The White House can write one or more immigration reform bills. It could propose reauthorizing, reforming, streamlining, and consolidating programs in any department or agency. A high priority for Trump’s new approach to foreign policy might be a State Department that can make deals and otherwise assert American national interests without being so dependent on military force.
Naturally, only Congress may pass legislation, and it has much of the technical, political, and policy expertise to advance statutory initiatives. Over the decades, however, it has approved many well-intentioned but flawed statutes. President Trump can propose fixing them. Some only need technical corrections. Much deadwood—old laws that are no longer authorized or funded—needs to be cleared out. Significant reforms and repeals are also appropriate.

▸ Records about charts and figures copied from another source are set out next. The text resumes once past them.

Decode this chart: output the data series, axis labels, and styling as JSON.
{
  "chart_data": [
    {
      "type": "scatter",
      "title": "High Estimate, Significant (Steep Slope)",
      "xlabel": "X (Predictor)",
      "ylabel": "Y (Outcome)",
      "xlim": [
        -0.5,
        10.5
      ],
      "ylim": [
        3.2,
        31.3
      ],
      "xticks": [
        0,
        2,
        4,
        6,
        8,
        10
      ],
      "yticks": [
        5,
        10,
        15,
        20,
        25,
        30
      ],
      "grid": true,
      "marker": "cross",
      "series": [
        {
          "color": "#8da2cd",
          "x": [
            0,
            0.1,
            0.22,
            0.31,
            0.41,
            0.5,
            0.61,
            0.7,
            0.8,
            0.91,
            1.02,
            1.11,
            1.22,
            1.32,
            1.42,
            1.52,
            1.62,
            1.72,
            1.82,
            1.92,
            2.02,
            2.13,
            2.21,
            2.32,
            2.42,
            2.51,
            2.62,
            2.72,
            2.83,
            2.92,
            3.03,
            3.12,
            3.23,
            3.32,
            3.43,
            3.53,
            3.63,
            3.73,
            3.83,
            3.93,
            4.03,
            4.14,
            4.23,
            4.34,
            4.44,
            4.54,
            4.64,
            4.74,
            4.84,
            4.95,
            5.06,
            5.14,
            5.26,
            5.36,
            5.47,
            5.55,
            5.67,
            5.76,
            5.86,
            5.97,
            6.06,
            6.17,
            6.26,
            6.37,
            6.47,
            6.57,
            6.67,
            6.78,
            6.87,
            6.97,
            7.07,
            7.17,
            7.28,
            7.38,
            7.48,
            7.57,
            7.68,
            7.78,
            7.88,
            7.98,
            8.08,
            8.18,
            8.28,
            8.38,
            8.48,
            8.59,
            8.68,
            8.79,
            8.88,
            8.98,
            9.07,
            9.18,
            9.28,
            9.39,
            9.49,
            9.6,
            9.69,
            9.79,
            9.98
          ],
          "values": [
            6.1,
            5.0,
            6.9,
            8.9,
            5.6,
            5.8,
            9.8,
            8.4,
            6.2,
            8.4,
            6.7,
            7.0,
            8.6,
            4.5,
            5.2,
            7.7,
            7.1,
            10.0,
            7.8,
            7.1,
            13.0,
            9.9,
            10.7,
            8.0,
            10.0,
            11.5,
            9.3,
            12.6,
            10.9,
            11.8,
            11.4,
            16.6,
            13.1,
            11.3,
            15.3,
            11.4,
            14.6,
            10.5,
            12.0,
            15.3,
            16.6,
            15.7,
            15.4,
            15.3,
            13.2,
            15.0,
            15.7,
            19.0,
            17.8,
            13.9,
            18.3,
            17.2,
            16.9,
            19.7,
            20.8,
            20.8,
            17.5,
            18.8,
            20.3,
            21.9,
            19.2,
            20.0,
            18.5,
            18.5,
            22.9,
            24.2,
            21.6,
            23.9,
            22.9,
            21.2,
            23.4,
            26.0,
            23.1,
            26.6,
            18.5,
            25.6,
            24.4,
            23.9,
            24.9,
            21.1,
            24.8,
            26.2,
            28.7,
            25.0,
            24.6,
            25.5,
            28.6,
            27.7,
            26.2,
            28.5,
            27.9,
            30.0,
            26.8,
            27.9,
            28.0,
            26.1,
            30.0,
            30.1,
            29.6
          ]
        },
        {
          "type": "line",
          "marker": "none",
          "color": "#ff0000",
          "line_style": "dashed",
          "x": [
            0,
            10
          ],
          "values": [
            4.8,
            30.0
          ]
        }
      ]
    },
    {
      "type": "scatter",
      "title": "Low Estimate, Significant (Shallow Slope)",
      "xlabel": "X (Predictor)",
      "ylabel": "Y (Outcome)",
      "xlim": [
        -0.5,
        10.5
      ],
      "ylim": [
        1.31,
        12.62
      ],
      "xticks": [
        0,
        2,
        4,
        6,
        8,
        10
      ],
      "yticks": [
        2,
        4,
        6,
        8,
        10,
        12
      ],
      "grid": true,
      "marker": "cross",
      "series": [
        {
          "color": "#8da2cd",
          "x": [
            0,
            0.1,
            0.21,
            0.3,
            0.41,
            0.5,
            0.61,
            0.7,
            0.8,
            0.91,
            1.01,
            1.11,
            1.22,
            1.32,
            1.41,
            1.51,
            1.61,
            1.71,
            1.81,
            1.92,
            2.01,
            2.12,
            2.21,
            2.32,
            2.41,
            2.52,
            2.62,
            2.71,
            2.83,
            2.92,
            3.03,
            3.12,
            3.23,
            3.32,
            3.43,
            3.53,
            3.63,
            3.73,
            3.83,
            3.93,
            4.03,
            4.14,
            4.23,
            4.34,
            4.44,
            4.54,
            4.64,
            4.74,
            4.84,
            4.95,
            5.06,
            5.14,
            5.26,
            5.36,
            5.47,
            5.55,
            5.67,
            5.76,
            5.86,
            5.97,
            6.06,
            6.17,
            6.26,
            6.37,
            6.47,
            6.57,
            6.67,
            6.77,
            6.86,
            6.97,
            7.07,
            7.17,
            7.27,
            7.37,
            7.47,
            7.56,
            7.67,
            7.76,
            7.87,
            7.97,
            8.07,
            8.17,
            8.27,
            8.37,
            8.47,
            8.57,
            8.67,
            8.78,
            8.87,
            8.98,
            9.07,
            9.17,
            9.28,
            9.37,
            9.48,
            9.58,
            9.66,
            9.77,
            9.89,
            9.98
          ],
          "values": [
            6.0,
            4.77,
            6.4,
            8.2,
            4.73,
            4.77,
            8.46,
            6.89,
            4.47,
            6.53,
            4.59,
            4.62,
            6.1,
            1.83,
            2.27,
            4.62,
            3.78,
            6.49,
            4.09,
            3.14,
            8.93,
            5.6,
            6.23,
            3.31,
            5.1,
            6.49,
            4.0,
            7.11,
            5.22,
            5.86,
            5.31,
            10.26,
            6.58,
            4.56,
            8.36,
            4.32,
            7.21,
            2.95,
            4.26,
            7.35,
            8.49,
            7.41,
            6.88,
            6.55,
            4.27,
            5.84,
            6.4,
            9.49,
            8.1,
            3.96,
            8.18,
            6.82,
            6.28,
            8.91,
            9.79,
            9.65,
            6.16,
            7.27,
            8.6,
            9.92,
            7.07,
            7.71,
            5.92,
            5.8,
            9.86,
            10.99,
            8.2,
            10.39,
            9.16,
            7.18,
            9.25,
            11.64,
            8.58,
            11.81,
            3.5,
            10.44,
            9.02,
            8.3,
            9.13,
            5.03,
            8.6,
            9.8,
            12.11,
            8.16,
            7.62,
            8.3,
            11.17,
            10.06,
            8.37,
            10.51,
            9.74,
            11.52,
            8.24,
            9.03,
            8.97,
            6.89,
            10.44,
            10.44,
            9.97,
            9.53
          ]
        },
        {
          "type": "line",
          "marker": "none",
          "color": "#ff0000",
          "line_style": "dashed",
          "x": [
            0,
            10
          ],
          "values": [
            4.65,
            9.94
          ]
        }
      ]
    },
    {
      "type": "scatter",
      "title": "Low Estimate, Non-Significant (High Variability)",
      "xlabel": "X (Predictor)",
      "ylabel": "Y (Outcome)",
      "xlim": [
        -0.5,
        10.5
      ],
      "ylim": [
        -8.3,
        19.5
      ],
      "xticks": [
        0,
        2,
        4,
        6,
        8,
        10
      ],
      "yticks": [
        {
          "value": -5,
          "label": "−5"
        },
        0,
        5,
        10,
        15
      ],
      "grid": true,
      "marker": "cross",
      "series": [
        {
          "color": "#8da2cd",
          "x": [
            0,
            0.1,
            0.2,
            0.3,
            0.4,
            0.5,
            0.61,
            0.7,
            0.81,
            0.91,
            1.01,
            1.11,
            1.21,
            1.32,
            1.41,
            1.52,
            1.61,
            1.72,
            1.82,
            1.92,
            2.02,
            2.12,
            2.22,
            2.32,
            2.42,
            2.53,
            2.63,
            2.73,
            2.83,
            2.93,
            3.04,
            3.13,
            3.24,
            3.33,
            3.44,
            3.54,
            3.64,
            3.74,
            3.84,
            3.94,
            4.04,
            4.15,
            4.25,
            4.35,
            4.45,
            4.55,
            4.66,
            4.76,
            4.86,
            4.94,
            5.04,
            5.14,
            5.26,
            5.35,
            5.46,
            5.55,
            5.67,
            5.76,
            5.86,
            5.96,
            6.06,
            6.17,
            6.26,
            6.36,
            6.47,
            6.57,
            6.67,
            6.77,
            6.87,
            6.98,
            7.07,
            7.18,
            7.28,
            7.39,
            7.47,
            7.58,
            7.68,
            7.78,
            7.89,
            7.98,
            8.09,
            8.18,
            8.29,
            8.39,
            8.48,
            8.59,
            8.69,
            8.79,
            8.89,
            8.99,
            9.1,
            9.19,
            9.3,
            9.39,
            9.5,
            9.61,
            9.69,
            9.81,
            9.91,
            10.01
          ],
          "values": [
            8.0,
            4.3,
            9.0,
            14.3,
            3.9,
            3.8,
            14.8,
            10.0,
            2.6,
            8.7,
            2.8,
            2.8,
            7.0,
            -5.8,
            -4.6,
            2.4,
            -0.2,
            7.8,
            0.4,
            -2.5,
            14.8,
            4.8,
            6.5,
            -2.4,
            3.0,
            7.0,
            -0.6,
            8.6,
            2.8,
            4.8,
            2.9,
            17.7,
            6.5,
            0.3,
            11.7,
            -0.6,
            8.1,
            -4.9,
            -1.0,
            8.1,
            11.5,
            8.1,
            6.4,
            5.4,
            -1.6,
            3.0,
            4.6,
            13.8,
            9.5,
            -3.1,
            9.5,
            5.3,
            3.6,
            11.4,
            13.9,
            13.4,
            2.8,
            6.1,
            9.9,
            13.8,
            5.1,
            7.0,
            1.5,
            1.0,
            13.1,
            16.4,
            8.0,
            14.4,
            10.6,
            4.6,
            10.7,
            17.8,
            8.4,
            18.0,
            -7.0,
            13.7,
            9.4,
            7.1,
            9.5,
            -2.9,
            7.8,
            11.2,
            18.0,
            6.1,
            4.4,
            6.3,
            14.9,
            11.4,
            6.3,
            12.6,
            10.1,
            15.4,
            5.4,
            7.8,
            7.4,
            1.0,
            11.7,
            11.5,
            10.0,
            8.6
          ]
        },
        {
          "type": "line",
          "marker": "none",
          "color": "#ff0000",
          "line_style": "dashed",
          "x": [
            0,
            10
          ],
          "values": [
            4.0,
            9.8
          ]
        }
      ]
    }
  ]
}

It’s Time to End the Autopilot
President Trump could even wade into congressional organization. The budget process is clearly broken, and interest in making it work again is high. Some have even suggested dissolving the appropriations committees and empowering the policy committees to fund programs in addition to designing them. Maybe then members could take credit for substantive modernization and reauthorization of vital programs instead of passing largely symbolic legislation while almost everything important runs on autopilot.
Setting the rules for each house of Congress is the sole power of that chamber, but presidential leadership could help forge consensus and advance reforms that require coordination between the House and the Senate.
Attempting to dictate from 1600 Pennsylvania Avenue isn’t going to work, of course. Members of Congress have their own constituencies, priorities, and insights, not to mention dignity. Legislators bear the responsibility for cultivating statutory law. Partnering with reformist elements in Congress can be a powerful tool for the administration to improve our country’s governance.
Some might say that no president, including President Trump, would leverage the process to shift power from the executive branch back to the legislative branch. Most people don’t try to reduce their influence. But patriots set aside temporary advantage for the public good, and presidents want to leave behind a lasting legacy.
The ultimate legacy would be repairing the institutions of government themselves. After all, only a constitutional republic with representatives who are accountable to the people can sustain a balanced, healthy political order. If President Trump wants to make American greater than it’s ever been, he must work to restore the republic. That restoration—an American Renaissance—requires returning Congress to its proper role.